Download readlcmstxtfile.m

Using the function readlcmstxtfile.m

  1. Start Matlab R2014a or newer
  2. Navigate to the directory where readlcmstxtfile.m resides and type
        >> pik = readlcmstxtfile(ithreshperc);

    at the Matlab command prompt. ithreshperc is a scalar between 0 and 150 with an impact on the number of MS¹ peaks to be removed: the higher the value of ithreshperc, the more peaks are removed, i.e. the lower the number of signals. If unsure use values between 50 and 70 as a start.
    Furthermore, the function readlcmstxtfile can be also used to find and remove peaks due to aa side chain modifications (oxidation, deamidation) and allows selection of ion charge states (default: +2 - +4). For more details refer to the m-code of the function readlcmstxtfile.m.

    Example of the output of the function readlcmstxtfile.m using the text file 165_2019_ZBS6_Peter-Burkholderia_E131_ConsensusFeatures.txt
  1. As a result a standard file open dialog box for choosing the source text file comes up. Select the respective LC-MS¹ peak file and press open.
  2. The Matlab function readlcmstxtfile.m creates now a new window entitled as LC-MS spectrum + name_of_the_text_file showing four different plots, see screenshot to the left. Furthermore, a variable pik is returned which contains LC-MS¹ peak positions and intensities.
  3. In the next step it is now required to append the array pik to an existing *.muf file. This can be achieved by loading a *.muf file of choice in Matlab, for example by typing
        >> load('Burkholderia-LC-MS-set_03.muf','-mat') 

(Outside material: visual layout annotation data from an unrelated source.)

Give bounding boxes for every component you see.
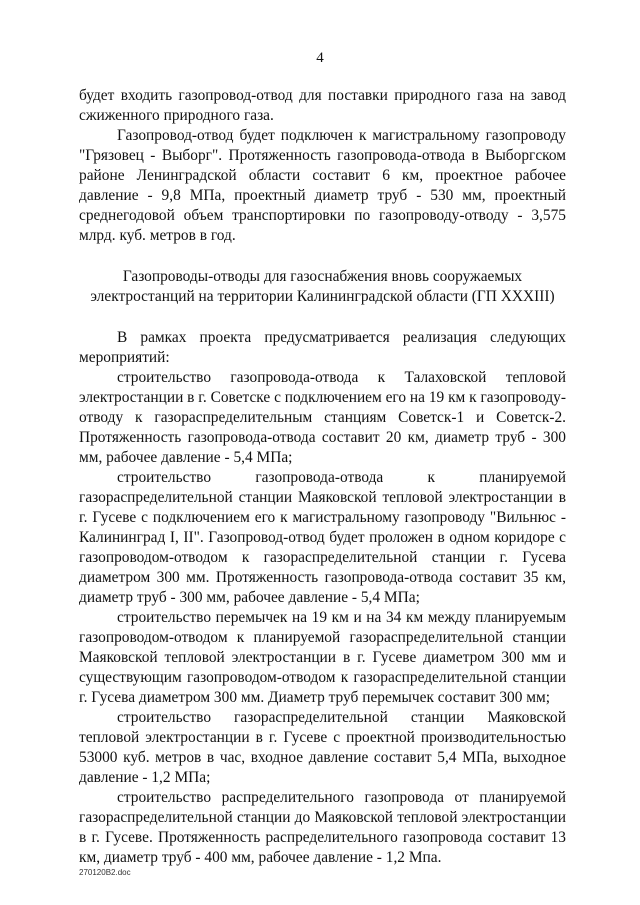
section-heading-line-1: Газопроводы-отводы для газоснабжения вновь сооружаемых <box>122 268 523 285</box>
list-item-distribution-pipeline: строительство распределительного газопровода от планируемой газораспределительной станции до Маяковской тепловой электростанции в г. Гусеве. Протяженность распределительного газопровода составит 13 км, диаметр труб - 400 мм, рабочее давление - 1,2 Мпа. <box>79 789 566 866</box>
list-item-talakhovskaya: строительство газопровода-отвода к Талаховской тепловой электростанции в г. Советске с подключением его на 19 км к газопроводу-отводу к газораспределительным станциям Советск-1 и Советск-2. Протяженность газопровода-отвода составит 20 км, диаметр труб - 300 мм, рабочее давление - 5,4 МПа; <box>79 369 566 466</box>
list-item-gas-station: строительство газораспределительной станции Маяковской тепловой электростанции в г. Гусеве с проектной производительностью 53000 куб. метров в час, входное давление составит 5,4 МПа, выходное давление - 1,2 МПа; <box>79 709 566 786</box>
footer-filename: 270120B2.doc <box>79 868 131 877</box>
paragraph-intro: будет входить газопровод-отвод для поставки природного газа на завод сжиженного природного газа. <box>79 87 566 124</box>
section-heading-line-2: электростанций на территории Калининградской области (ГП XXXIII) <box>90 288 555 305</box>
list-item-jumpers: строительство перемычек на 19 км и на 34 км между планируемым газопроводом-отводом к планируемой газораспределительной станции Маяковской тепловой электростанции в г. Гусеве диаметром 300 мм и существующим газопроводом-отводом к газораспределительной станции г. Гусева диаметром 300 мм. Диаметр труб перемычек составит 300 мм; <box>79 609 566 706</box>
page-number: 4 <box>316 50 324 66</box>
spacer <box>79 246 566 267</box>
spacer <box>79 307 566 328</box>
section-heading <box>79 267 566 307</box>
list-item-mayakovskaya-branch: строительство газопровода-отвода к планируемой газораспределительной станции Маяковской тепловой электростанции в г. Гусеве с подключением его к магистральному газопроводу "Вильнюс - Калининград I, II". Газопровод-отвод будет проложен в одном коридоре с газопроводом-отводом к газораспределительной станции г. Гусева диаметром 300 мм. Протяженность газопровода-отвода составит 35 км, диаметр труб - 300 мм, рабочее давление - 5,4 МПа; <box>79 469 566 606</box>
paragraph-measures-intro: В рамках проекта предусматривается реализация следующих мероприятий: <box>79 329 566 366</box>
document-body <box>79 86 566 868</box>
paragraph-connection: Газопровод-отвод будет подключен к магистральному газопроводу "Грязовец - Выборг". Протяженность газопровода-отвода в Выборгском районе Ленинградской области составит 6 км, проектное рабочее давление - 9,8 МПа, проектный диаметр труб - 530 мм, проектный среднегодовой объем транспортировки по газопроводу-отводу - 3,575 млрд. куб. метров в год. <box>79 127 566 244</box>
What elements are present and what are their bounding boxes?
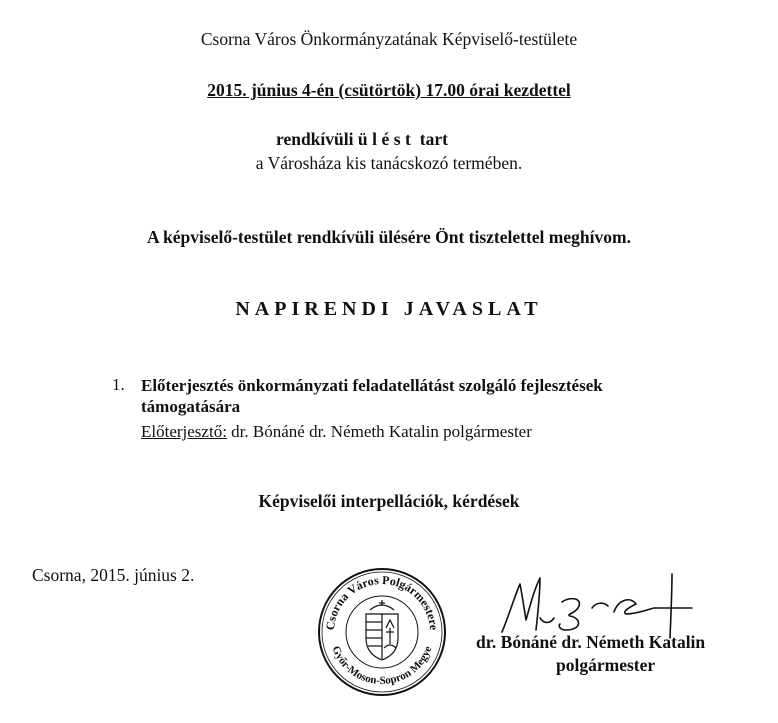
agenda-title: NAPIRENDI JAVASLAT [235,298,543,320]
meeting-datetime: 2015. június 4-én (csütörtök) 17.00 órai kezdettel [207,80,571,100]
place-and-date: Csorna, 2015. június 2. [32,565,195,585]
meeting-location: a Városháza kis tanácskozó termében. [255,153,523,173]
presenter-name: dr. Bónáné dr. Németh Katalin polgármester [231,422,532,441]
coat-of-arms-icon [366,600,398,660]
agenda-item-number: 1. [112,375,125,394]
presenter-label: Előterjesztő: [141,422,227,441]
session-spaced: ülést [357,129,416,149]
seal-text-top: Csorna Város Polgármestere [322,572,442,631]
invitation-text: A képviselő-testület rendkívüli ülésére Önt tisztelettel meghívom. [147,227,631,247]
official-seal [316,566,448,698]
session-suffix: tart [419,129,448,149]
session-prefix: rendkívüli [276,129,354,149]
agenda-item-title: Előterjesztés önkormányzati feladatellátást szolgáló fejlesztések támogatására [141,376,603,416]
signatory-title: polgármester [556,655,656,675]
seal-text-bottom: Győr-Moson-Sopron Megye [329,644,435,688]
interpellations: Képviselői interpellációk, kérdések [258,491,520,511]
session-type [276,129,448,150]
agenda-item-presenter [141,422,532,442]
signatory-name: dr. Bónáné dr. Németh Katalin [476,632,706,652]
council-header: Csorna Város Önkormányzatának Képviselő-testülete [200,29,578,49]
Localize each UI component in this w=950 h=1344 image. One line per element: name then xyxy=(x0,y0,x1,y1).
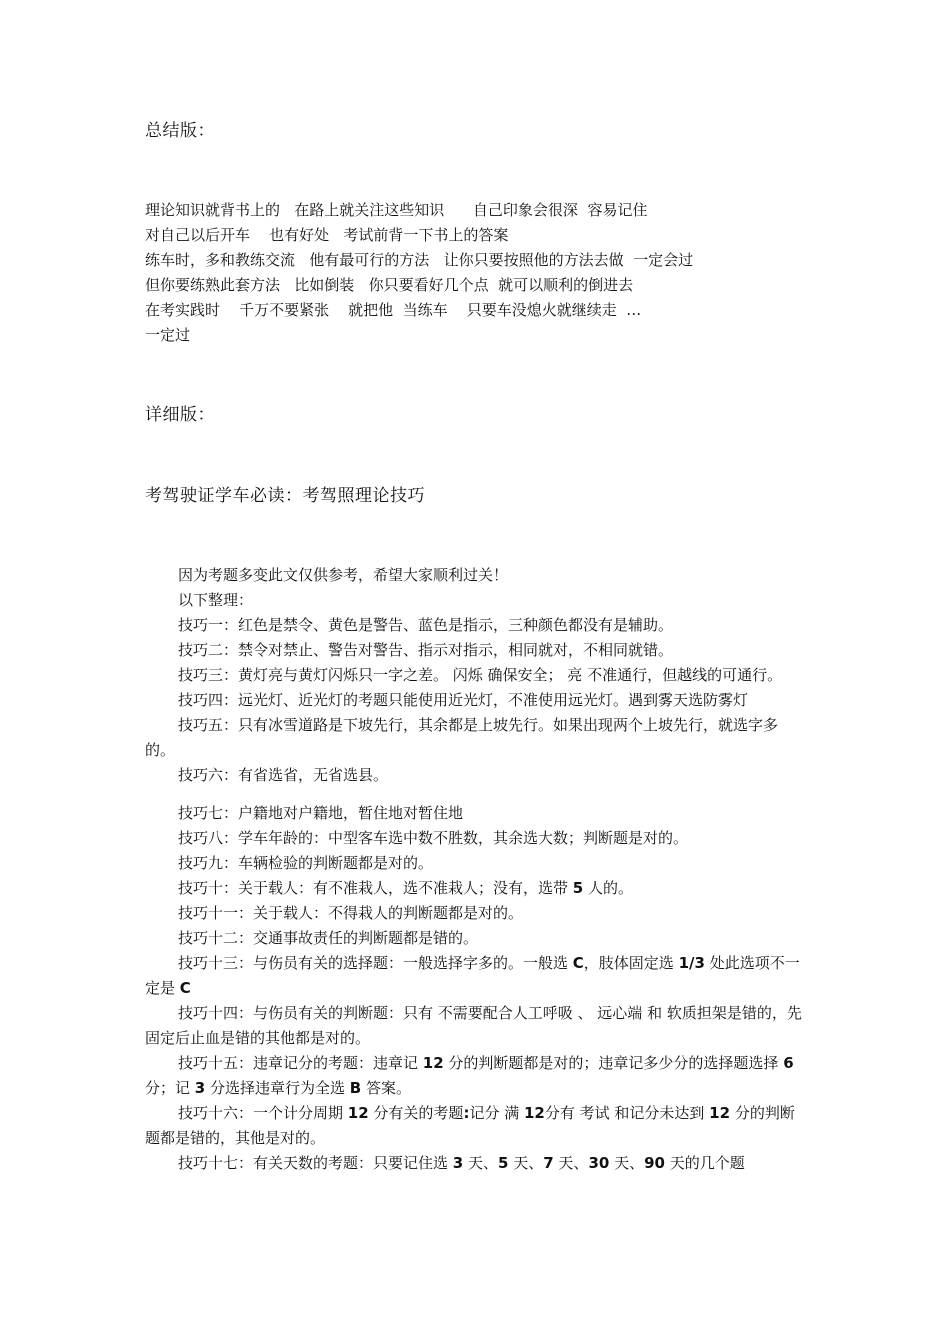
article-body xyxy=(145,563,805,1176)
tip-paragraph: 技巧十七：有关天数的考题：只要记住选 3 天、5 天、7 天、30 天、90 天的几个题 xyxy=(178,1154,745,1172)
tip-paragraph: 技巧十：关于载人：有不准栽人，选不准栽人；没有，选带 5 人的。 xyxy=(178,879,633,897)
summary-line: 但你要练熟此套方法 比如倒装 你只要看好几个点 就可以顺利的倒进去 xyxy=(145,276,634,294)
summary-heading: 总结版： xyxy=(145,121,215,141)
tip-paragraph: 技巧十三：与伤员有关的选择题：一般选择字多的。一般选 C，肢体固定选 1/3 处此选项不一定是 C xyxy=(145,954,800,997)
tip-paragraph: 技巧九：车辆检验的判断题都是对的。 xyxy=(178,854,434,872)
bold-token: 5 xyxy=(572,879,584,897)
tip-paragraph: 技巧一：红色是禁令、黄色是警告、蓝色是指示，三种颜色都没有是辅助。 xyxy=(178,616,674,634)
tip-paragraph: 技巧十一：关于载人：不得栽人的判断题都是对的。 xyxy=(178,904,524,922)
bold-token: 5 xyxy=(498,1154,509,1172)
tip-paragraph: 技巧三：黄灯亮与黄灯闪烁只一字之差。 闪烁 确保安全； 亮 不准通行，但越线的可通行。 xyxy=(178,666,783,684)
summary-line: 一定过 xyxy=(145,326,191,344)
bold-token: 7 xyxy=(543,1154,554,1172)
bold-token: 6 xyxy=(783,1054,794,1072)
tip-paragraph: 技巧七：户籍地对户籍地，暂住地对暂住地 xyxy=(178,804,464,822)
bold-token: 90 xyxy=(644,1154,665,1172)
tip-paragraph: 技巧五：只有冰雪道路是下坡先行，其余都是上坡先行。如果出现两个上坡先行，就选字多的。 xyxy=(145,716,779,759)
bold-token: B xyxy=(349,1079,362,1097)
tip-paragraph: 技巧二：禁令对禁止、警告对警告、指示对指示，相同就对，不相同就错。 xyxy=(178,641,674,659)
bold-token: : xyxy=(463,1104,470,1122)
bold-token: 1/3 xyxy=(678,954,705,972)
summary-line: 练车时，多和教练交流 他有最可行的方法 让你只要按照他的方法去做 一定会过 xyxy=(145,251,694,269)
tip-paragraph: 技巧十六：一个计分周期 12 分有关的考题:记分 满 12分有 考试 和记分未达到 12 分的判断题都是错的，其他是对的。 xyxy=(145,1104,795,1147)
bold-token: C xyxy=(179,979,191,997)
paragraph-gap xyxy=(145,788,805,801)
tip-paragraph: 技巧六：有省选省，无省选县。 xyxy=(178,766,389,784)
bold-token: 3 xyxy=(452,1154,464,1172)
tip-paragraph: 技巧十五：违章记分的考题：违章记 12 分的判断题都是对的；违章记多少分的选择题选择 6 分；记 3 分选择违章行为全选 B 答案。 xyxy=(145,1054,794,1097)
paragraph: 以下整理： xyxy=(178,591,254,609)
bold-token: C xyxy=(572,954,584,972)
bold-token: 30 xyxy=(588,1154,610,1172)
summary-line: 理论知识就背书上的 在路上就关注这些知识 自己印象会很深 容易记住 xyxy=(145,201,648,219)
article-title: 考驾驶证学车必读：考驾照理论技巧 xyxy=(145,486,425,506)
bold-token: 12 xyxy=(422,1054,444,1072)
bold-token: 12 xyxy=(347,1104,369,1122)
tip-paragraph: 技巧四：远光灯、近光灯的考题只能使用近光灯，不准使用远光灯。遇到雾天选防雾灯 xyxy=(178,691,749,709)
bold-token: 3 xyxy=(194,1079,206,1097)
paragraph: 因为考题多变此文仅供参考，希望大家顺利过关！ xyxy=(178,566,509,584)
tip-paragraph: 技巧十四：与伤员有关的判断题：只有 不需要配合人工呼吸 、 远心端 和 软质担架是错的，先固定后止血是错的其他都是对的。 xyxy=(145,1004,802,1047)
summary-section xyxy=(145,198,845,348)
tip-paragraph: 技巧十二：交通事故责任的判断题都是错的。 xyxy=(178,929,479,947)
bold-token: 12 xyxy=(709,1104,731,1122)
summary-line: 在考实践时 千万不要紧张 就把他 当练车 只要车没熄火就继续走 … xyxy=(145,301,642,319)
detail-heading: 详细版： xyxy=(145,405,215,425)
summary-line: 对自己以后开车 也有好处 考试前背一下书上的答案 xyxy=(145,226,509,244)
bold-token: 12 xyxy=(523,1104,545,1122)
tip-paragraph: 技巧八：学车年龄的：中型客车选中数不胜数，其余选大数；判断题是对的。 xyxy=(178,829,689,847)
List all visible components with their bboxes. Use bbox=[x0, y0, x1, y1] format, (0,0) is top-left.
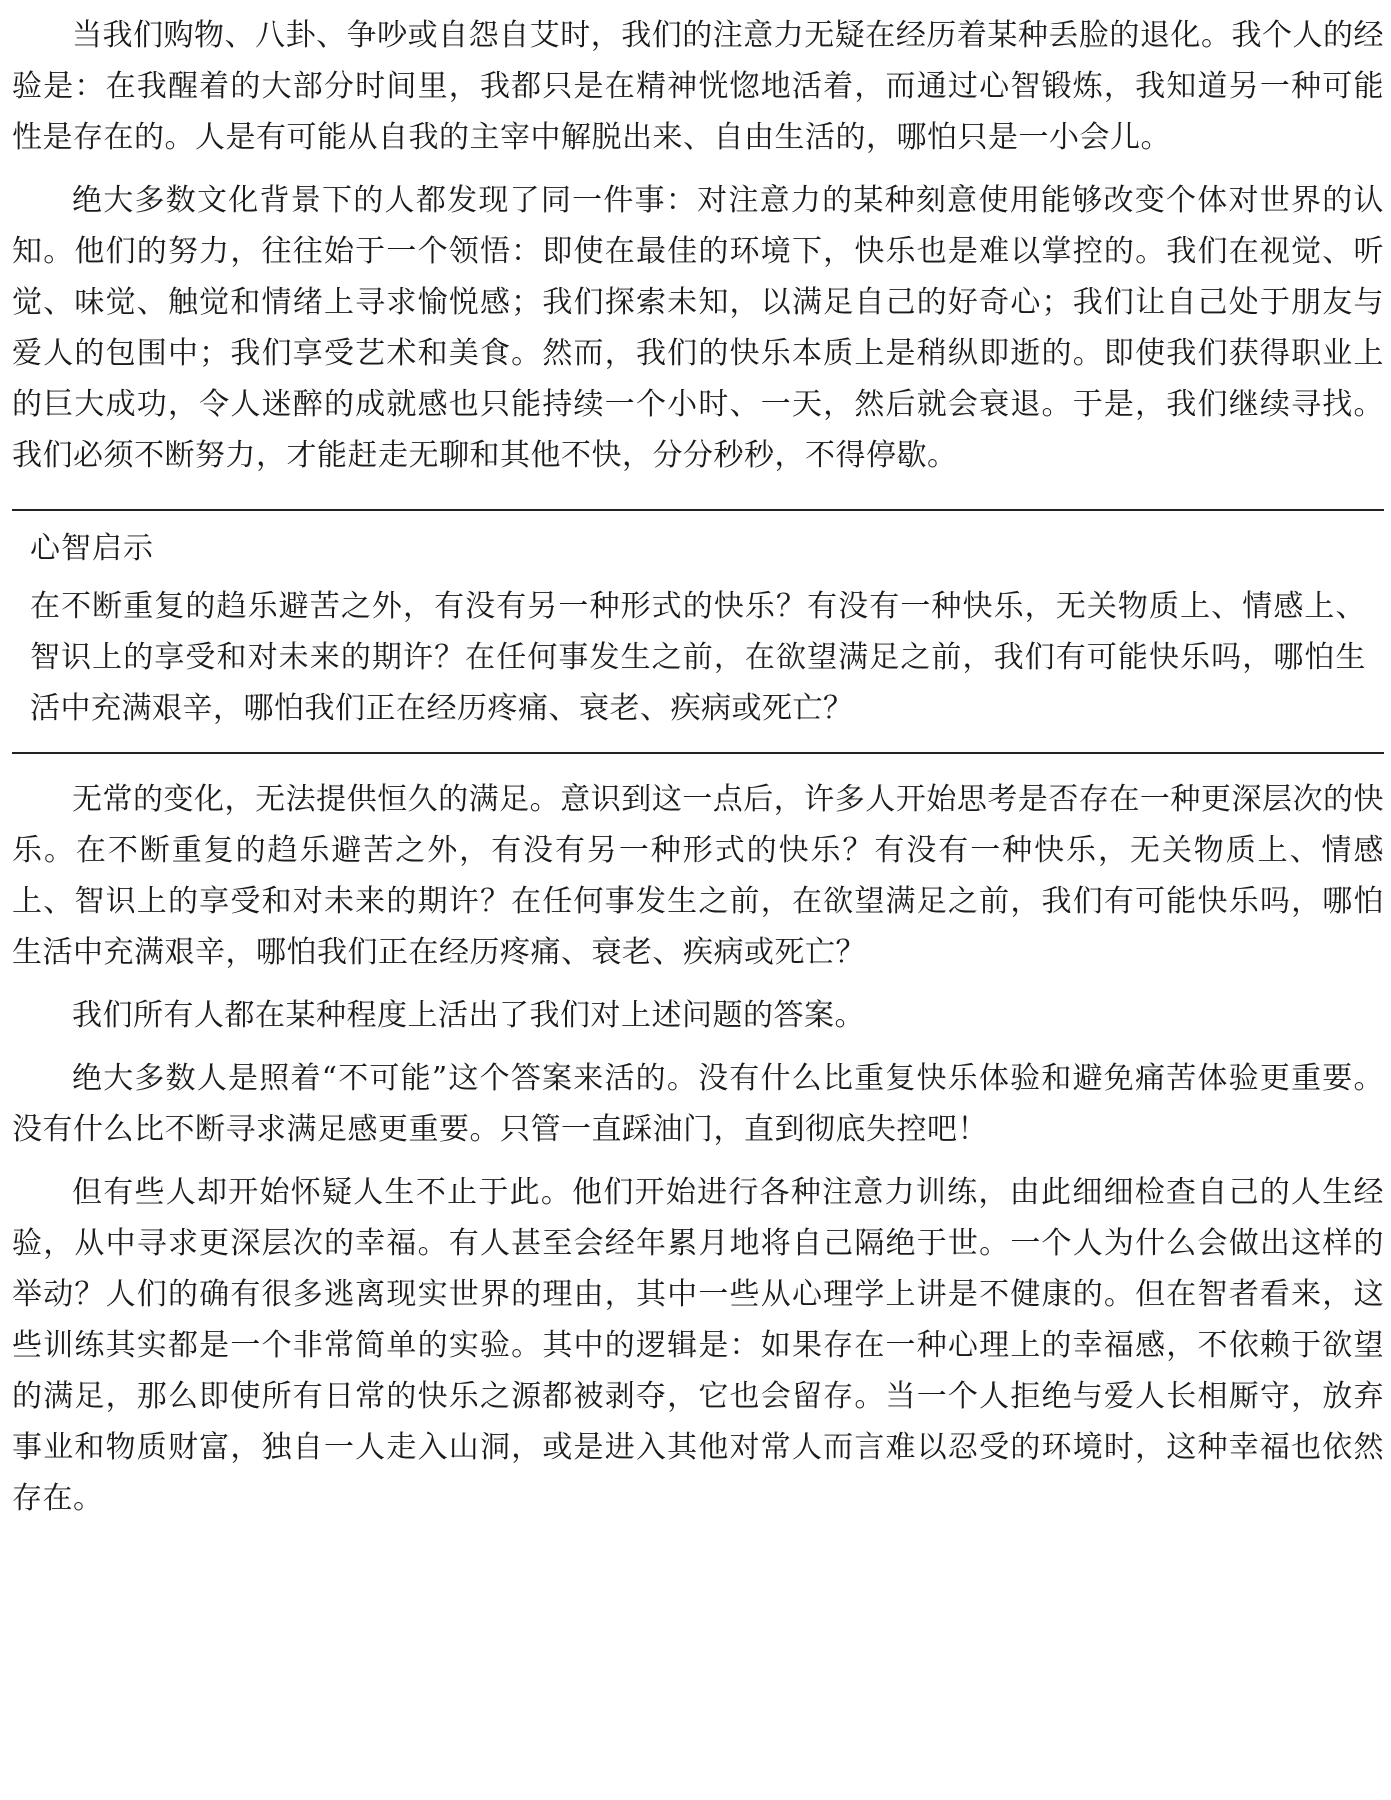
page-content bbox=[12, 10, 1384, 1524]
insight-body: 在不断重复的趋乐避苦之外，有没有另一种形式的快乐？有没有一种快乐，无关物质上、情感上、智识上的享受和对未来的期许？在任何事发生之前，在欲望满足之前，我们有可能快乐吗，哪怕生活中充满艰辛，哪怕我们正在经历疼痛、衰老、疾病或死亡？ bbox=[30, 589, 1366, 726]
paragraph: 当我们购物、八卦、争吵或自怨自艾时，我们的注意力无疑在经历着某种丢脸的退化。我个人的经验是：在我醒着的大部分时间里，我都只是在精神恍惚地活着，而通过心智锻炼，我知道另一种可能性是存在的。人是有可能从自我的主宰中解脱出来、自由生活的，哪怕只是一小会儿。 bbox=[12, 18, 1384, 155]
insight-title: 心智启示 bbox=[30, 531, 154, 566]
paragraph: 但有些人却开始怀疑人生不止于此。他们开始进行各种注意力训练，由此细细检查自己的人生经验，从中寻求更深层次的幸福。有人甚至会经年累月地将自己隔绝于世。一个人为什么会做出这样的举动？人们的确有很多逃离现实世界的理由，其中一些从心理学上讲是不健康的。但在智者看来，这些训练其实都是一个非常简单的实验。其中的逻辑是：如果存在一种心理上的幸福感，不依赖于欲望的满足，那么即使所有日常的快乐之源都被剥夺，它也会留存。当一个人拒绝与爱人长相厮守，放弃事业和物质财富，独自一人走入山洞，或是进入其他对常人而言难以忍受的环境时，这种幸福也依然存在。 bbox=[12, 1175, 1384, 1516]
insight-box bbox=[12, 509, 1384, 754]
paragraph: 我们所有人都在某种程度上活出了我们对上述问题的答案。 bbox=[72, 998, 865, 1033]
paragraph: 绝大多数人是照着“不可能”这个答案来活的。没有什么比重复快乐体验和避免痛苦体验更重要。没有什么比不断寻求满足感更重要。只管一直踩油门，直到彻底失控吧！ bbox=[12, 1061, 1384, 1147]
paragraph: 绝大多数文化背景下的人都发现了同一件事：对注意力的某种刻意使用能够改变个体对世界的认知。他们的努力，往往始于一个领悟：即使在最佳的环境下，快乐也是难以掌控的。我们在视觉、听觉、味觉、触觉和情绪上寻求愉悦感；我们探索未知，以满足自己的好奇心；我们让自己处于朋友与爱人的包围中；我们享受艺术和美食。然而，我们的快乐本质上是稍纵即逝的。即使我们获得职业上的巨大成功，令人迷醉的成就感也只能持续一个小时、一天，然后就会衰退。于是，我们继续寻找。我们必须不断努力，才能赶走无聊和其他不快，分分秒秒，不得停歇。 bbox=[12, 183, 1384, 473]
paragraph: 无常的变化，无法提供恒久的满足。意识到这一点后，许多人开始思考是否存在一种更深层次的快乐。在不断重复的趋乐避苦之外，有没有另一种形式的快乐？有没有一种快乐，无关物质上、情感上、智识上的享受和对未来的期许？在任何事发生之前，在欲望满足之前，我们有可能快乐吗，哪怕生活中充满艰辛，哪怕我们正在经历疼痛、衰老、疾病或死亡？ bbox=[12, 782, 1384, 970]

    at Matlab's command prompt. This will create a new structure array spec; the file Burkholderia-LC-MS-set_03.muf can be downloaded from Zenodo, see link above.

  1. Add then the array pik to the structure array spec by typing
       >> spec(1).pik = pik;

    Note that this will overwrite the existing pik table of the first entry of the structure array spec. You want to modify then also other fields of spec(1). Existing spectral data, for example in the fields spec(1).org or spec(1).pre are ignored. Please refer also to the description of the *.muf file format.

  1. Store the *.muf spectra multifile file by typing
       >> save('Burkholderia-LC-MS-set_XX.muf','-mat','-v7.3');

    at the Matlab command prompt. The *.muf file can be used in the same way as outlined in the example given in the previous section (Performing identification analysis).